Aku lega mendengarnya, ternyata orang tuaku mendukung. Kini masalah tinggal Mas Andre, tapi bagaimana aku harus menjelaskan pada mereka. Aku harus mulai dari mana, agar mereka tidak marah. 

"Tapi, ngomong-ngomong kok Andre nggak ikut pulang bareng kamu?" tanya bapak heran. 

"Aku pergi dari rumah, Pak," jawabku gugup. 

"Apa? Kok bisanya kamu pergi, bagaimana kalo Andre mencari dan menemukan kamu disini? Pasti dia akan menyalahkan kami, Nak," kata ibu terkejut. 

"Nggak, Bu. Bahkan Mas Andre tau kok, Mama mertua juga," jawabku jujur. 

"Tapi kenapa? Apa ada masalah yang buat kamu mesti pergi dan pulang kesini?" Bapak mulai menginterogasi. 

"Karena Ratih ingin cerai, Bu, Pak. Ratih udah nggak sanggup lagi menjalani pernikahan ini. Mas Andre dan Mamanya sudah berubah, Ratih menderita selama ini tanpa kalian ketahui. Huhuhuhu ...," tangisku akhirnya pecah. 
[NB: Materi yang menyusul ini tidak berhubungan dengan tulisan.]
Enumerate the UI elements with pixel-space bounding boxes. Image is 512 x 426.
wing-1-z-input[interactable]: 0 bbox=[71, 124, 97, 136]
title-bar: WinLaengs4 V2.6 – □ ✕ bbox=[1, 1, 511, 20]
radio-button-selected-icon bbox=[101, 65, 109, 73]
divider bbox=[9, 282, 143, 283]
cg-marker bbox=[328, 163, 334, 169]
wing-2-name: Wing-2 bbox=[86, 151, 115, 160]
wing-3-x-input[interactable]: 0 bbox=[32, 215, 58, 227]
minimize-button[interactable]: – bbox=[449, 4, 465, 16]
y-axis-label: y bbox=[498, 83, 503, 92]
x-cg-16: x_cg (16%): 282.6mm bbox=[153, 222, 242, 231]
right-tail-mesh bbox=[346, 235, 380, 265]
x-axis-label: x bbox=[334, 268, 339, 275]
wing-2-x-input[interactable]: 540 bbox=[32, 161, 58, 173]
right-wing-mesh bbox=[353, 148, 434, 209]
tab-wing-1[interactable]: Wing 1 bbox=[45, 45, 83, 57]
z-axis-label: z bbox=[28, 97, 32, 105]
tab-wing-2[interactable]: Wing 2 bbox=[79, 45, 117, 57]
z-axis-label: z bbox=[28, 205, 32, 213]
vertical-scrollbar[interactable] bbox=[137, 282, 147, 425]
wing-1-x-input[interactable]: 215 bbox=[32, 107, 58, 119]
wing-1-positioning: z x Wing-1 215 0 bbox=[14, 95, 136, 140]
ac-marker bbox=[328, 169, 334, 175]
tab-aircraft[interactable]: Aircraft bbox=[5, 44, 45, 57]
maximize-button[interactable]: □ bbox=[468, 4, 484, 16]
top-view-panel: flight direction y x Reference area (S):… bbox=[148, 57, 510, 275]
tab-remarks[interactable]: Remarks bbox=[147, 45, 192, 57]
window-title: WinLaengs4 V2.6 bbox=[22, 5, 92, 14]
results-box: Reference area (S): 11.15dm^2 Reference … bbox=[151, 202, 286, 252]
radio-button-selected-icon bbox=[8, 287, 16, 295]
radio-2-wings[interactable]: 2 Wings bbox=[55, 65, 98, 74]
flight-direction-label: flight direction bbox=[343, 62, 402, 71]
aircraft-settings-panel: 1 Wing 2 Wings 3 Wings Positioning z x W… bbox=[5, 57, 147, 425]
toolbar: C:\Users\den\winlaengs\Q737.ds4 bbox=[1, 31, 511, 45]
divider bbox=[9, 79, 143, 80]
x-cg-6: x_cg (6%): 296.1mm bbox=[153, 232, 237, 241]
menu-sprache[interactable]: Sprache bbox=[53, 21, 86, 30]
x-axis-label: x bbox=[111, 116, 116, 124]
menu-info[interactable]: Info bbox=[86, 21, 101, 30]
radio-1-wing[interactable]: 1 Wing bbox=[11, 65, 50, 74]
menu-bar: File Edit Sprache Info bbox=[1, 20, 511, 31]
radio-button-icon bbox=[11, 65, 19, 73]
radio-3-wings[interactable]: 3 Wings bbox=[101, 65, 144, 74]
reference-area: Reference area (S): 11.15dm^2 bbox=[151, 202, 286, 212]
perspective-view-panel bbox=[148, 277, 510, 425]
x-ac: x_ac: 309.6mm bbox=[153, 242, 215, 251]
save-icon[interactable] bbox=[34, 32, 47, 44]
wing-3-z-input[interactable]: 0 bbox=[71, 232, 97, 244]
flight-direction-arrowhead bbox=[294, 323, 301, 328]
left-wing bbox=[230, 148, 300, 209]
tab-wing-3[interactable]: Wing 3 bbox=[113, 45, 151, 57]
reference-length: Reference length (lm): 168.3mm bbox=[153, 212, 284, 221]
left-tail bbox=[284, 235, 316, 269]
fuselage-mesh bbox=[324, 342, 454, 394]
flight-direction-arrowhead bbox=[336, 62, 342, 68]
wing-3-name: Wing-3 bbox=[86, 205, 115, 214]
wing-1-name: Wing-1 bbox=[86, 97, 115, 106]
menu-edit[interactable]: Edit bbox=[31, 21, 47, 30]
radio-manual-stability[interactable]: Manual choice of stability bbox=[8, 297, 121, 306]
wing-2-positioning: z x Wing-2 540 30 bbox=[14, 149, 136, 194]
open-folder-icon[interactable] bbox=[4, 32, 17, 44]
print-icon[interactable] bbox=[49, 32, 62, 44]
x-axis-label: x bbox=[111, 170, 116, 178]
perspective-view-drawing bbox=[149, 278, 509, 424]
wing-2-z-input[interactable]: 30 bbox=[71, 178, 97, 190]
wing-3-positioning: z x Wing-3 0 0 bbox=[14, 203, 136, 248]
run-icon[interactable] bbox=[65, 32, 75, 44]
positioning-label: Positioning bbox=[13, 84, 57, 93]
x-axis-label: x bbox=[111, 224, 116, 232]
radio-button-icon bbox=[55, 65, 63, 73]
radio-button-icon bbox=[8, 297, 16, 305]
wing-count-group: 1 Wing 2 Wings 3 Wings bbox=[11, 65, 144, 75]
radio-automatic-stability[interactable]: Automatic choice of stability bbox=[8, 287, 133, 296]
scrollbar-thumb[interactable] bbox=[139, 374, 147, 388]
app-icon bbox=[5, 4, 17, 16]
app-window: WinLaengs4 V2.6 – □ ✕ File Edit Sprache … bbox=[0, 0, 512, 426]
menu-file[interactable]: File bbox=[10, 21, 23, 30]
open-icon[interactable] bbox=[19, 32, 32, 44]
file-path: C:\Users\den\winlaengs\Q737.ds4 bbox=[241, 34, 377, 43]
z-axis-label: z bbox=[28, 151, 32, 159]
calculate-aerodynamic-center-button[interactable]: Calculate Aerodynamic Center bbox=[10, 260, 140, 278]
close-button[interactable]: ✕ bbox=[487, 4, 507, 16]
Mengeluarkan semua beban di hatiku, kalo selama ini aku tidak pernah menangis dihadapan Mas Andre dan Mamanya tapi aku tidak bisa menahan di depan orang tuaku. 

Ibu segera merangkul dan menenangkanku. "Sabar, Nak. Cerita kan pada kami yang sebenarnya," pinta ibu lembut. 

Aku pun menceritakan mulai dari awal bagaimana culasnya mertua dan ipar merongrong dengan membuat rencana menghasut Mas Andre hingga Mas Andre tega memberi jatah belanja sedikit. Dan restoran itu dibangun pun karena alasan itu. Tak ketinggalan kejadian Mas Andre menamparku. 

"Kurang ajar, ternyata begitu kelakuan busuk mereka terhadapmu," kata bapak murka sambil menggebrak meja. 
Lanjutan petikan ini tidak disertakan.